Le Parlement, dominé par les partisans de M. Bukele, a destitué le 1er mai, le jour même de son entrée en fonction, neuf magistrats constitutionnels et le procureur général, soulevant un tollé international et dans les milieux d’opposition qui ont dénoncé une atteinte à la séparation des pouvoirs.

« Nous pensons, aussi bien pour le Parlement que pour l’exécutif (du Salvador), que le mieux serait de revenir à une situation conforme à la Constitution », a déclaré mercredi M. Zuniga, interviewé par la chaîne de télévision privée locale TCS au dernier jour de sa visite de près de trois jours au Salvador.
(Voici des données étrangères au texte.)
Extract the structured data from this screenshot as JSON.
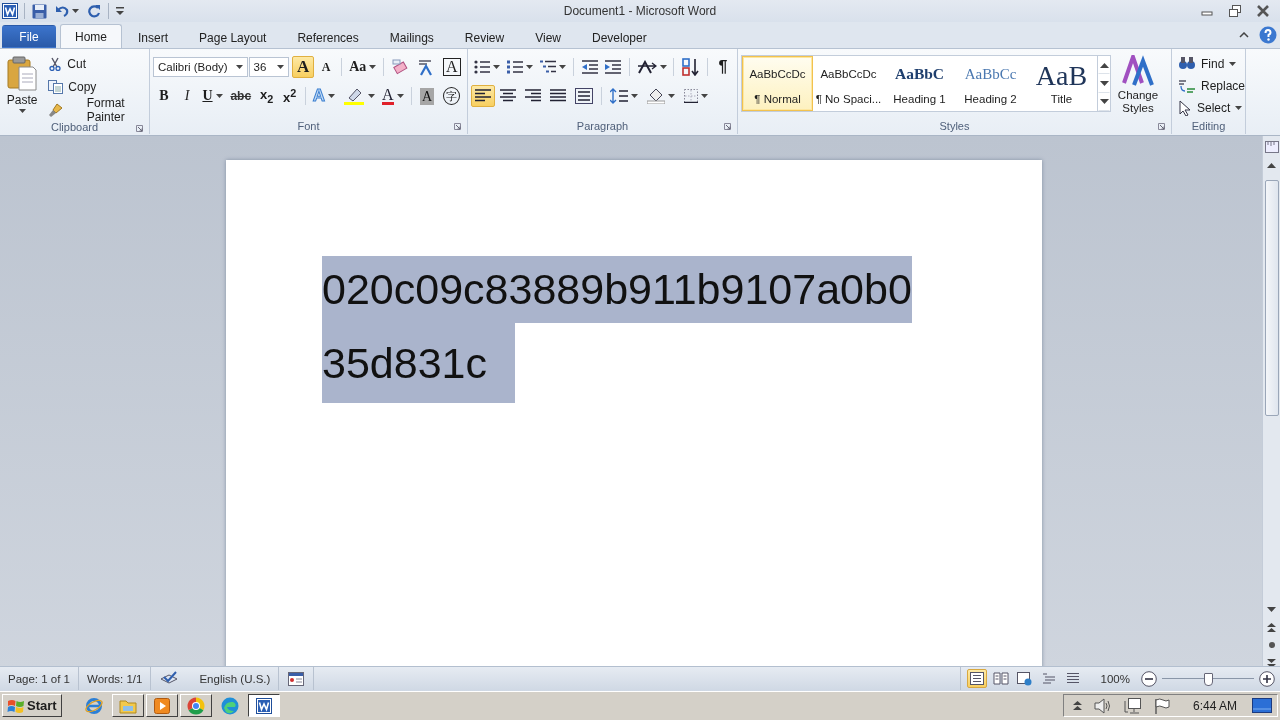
{
  "title_bar": {
    "title": "Document1 - Microsoft Word"
  },
  "tabs": [
    {
      "label": "File",
      "kind": "file",
      "selected": false
    },
    {
      "label": "Home",
      "kind": "tab",
      "selected": true
    },
    {
      "label": "Insert",
      "kind": "tab",
      "selected": false
    },
    {
      "label": "Page Layout",
      "kind": "tab",
      "selected": false
    },
    {
      "label": "References",
      "kind": "tab",
      "selected": false
    },
    {
      "label": "Mailings",
      "kind": "tab",
      "selected": false
    },
    {
      "label": "Review",
      "kind": "tab",
      "selected": false
    },
    {
      "label": "View",
      "kind": "tab",
      "selected": false
    },
    {
      "label": "Developer",
      "kind": "tab",
      "selected": false
    }
  ],
  "ribbon": {
    "clipboard": {
      "label": "Clipboard",
      "paste": "Paste",
      "cut": "Cut",
      "copy": "Copy",
      "format_painter": "Format Painter"
    },
    "font": {
      "label": "Font",
      "font_name": "Calibri (Body)",
      "font_size": "36",
      "row1": [
        {
          "kind": "grow",
          "text": "A",
          "hovered": true
        },
        {
          "kind": "shrink",
          "text": "A",
          "hovered": false
        },
        {
          "kind": "case",
          "text": "Aa",
          "hovered": false
        },
        {
          "kind": "clear",
          "hovered": false
        },
        {
          "kind": "phonetic",
          "hovered": false
        },
        {
          "kind": "char_border",
          "text": "A",
          "hovered": false
        }
      ],
      "row2": [
        {
          "kind": "bold",
          "text": "B",
          "hovered": false
        },
        {
          "kind": "italic",
          "text": "I",
          "hovered": false
        },
        {
          "kind": "underline",
          "text": "U",
          "hovered": false
        },
        {
          "kind": "strike",
          "text": "abc",
          "hovered": false
        },
        {
          "kind": "subscript",
          "text": "x$_{2}$",
          "hovered": false
        },
        {
          "kind": "superscript",
          "text": "x$^{2}$",
          "hovered": false
        },
        {
          "kind": "effects",
          "text": "A",
          "hovered": false
        },
        {
          "kind": "highlight",
          "hovered": false
        },
        {
          "kind": "color",
          "text": "A",
          "hovered": false
        },
        {
          "kind": "shading",
          "text": "A",
          "hovered": false
        },
        {
          "kind": "enclose",
          "text": "字",
          "hovered": false
        }
      ]
    },
    "paragraph": {
      "label": "Paragraph",
      "row1": [
        {
          "kind": "bullets"
        },
        {
          "kind": "numbering"
        },
        {
          "kind": "multilevel"
        },
        {
          "kind": "outdent"
        },
        {
          "kind": "indent"
        },
        {
          "kind": "direction"
        },
        {
          "kind": "sort"
        },
        {
          "kind": "marks",
          "text": "¶"
        }
      ],
      "alignment": [
        {
          "kind": "left",
          "selected": true
        },
        {
          "kind": "center",
          "selected": false
        },
        {
          "kind": "right",
          "selected": false
        },
        {
          "kind": "justify",
          "selected": false
        },
        {
          "kind": "distribute",
          "selected": false
        }
      ],
      "row2": [
        {
          "kind": "line_spacing"
        },
        {
          "kind": "fill"
        },
        {
          "kind": "borders"
        }
      ]
    },
    "styles": {
      "label": "Styles",
      "change_styles": "Change Styles",
      "items": [
        {
          "kind": "normal",
          "preview": "AaBbCcDc",
          "name": "¶ Normal",
          "selected": true
        },
        {
          "kind": "normal",
          "preview": "AaBbCcDc",
          "name": "¶ No Spaci...",
          "selected": false
        },
        {
          "kind": "heading1",
          "preview": "AaBbC",
          "name": "Heading 1",
          "selected": false
        },
        {
          "kind": "heading2",
          "preview": "AaBbCc",
          "name": "Heading 2",
          "selected": false
        },
        {
          "kind": "title",
          "preview": "AaB",
          "name": "Title",
          "selected": false
        }
      ]
    },
    "editing": {
      "label": "Editing",
      "items": [
        {
          "kind": "find",
          "label": "Find"
        },
        {
          "kind": "replace",
          "label": "Replace"
        },
        {
          "kind": "select",
          "label": "Select"
        }
      ]
    }
  },
  "document": {
    "lines": [
      "020c09c83889b911b9107a0b0",
      "35d831c"
    ],
    "selected": true
  },
  "status_bar": {
    "page": "Page: 1 of 1",
    "words": "Words: 1/1",
    "language": "English (U.S.)",
    "views": [
      {
        "kind": "print",
        "selected": true
      },
      {
        "kind": "reading",
        "selected": false
      },
      {
        "kind": "web",
        "selected": false
      },
      {
        "kind": "outline",
        "selected": false
      },
      {
        "kind": "draft",
        "selected": false
      }
    ],
    "zoom": "100%",
    "zoom_slider": {
      "level": 0.5
    }
  },
  "taskbar": {
    "start": "Start",
    "apps": [
      {
        "kind": "ie",
        "running": false,
        "selected": false
      },
      {
        "kind": "explorer",
        "running": true,
        "selected": false
      },
      {
        "kind": "media",
        "running": true,
        "selected": false
      },
      {
        "kind": "chrome",
        "running": true,
        "selected": false
      },
      {
        "kind": "edge",
        "running": false,
        "selected": false
      },
      {
        "kind": "word",
        "running": true,
        "selected": true
      }
    ],
    "clock": "6:44 AM"
  }
}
« Selon nous, le mieux serait de revenir à la situation qui prévalait le 30 avril », a insisté l’envoyé spécial américain pour le Triangle Nord de l’Amérique centrale (Salvador, Guatemala et Honduras). « De notre point de vue, la décision du 1er mai (de destituer les magistrats) n’est conforme ni à la loi, ni à la Constitution, ni à la procédure légale constitutionnelle », a fait valoir M. Zuniga.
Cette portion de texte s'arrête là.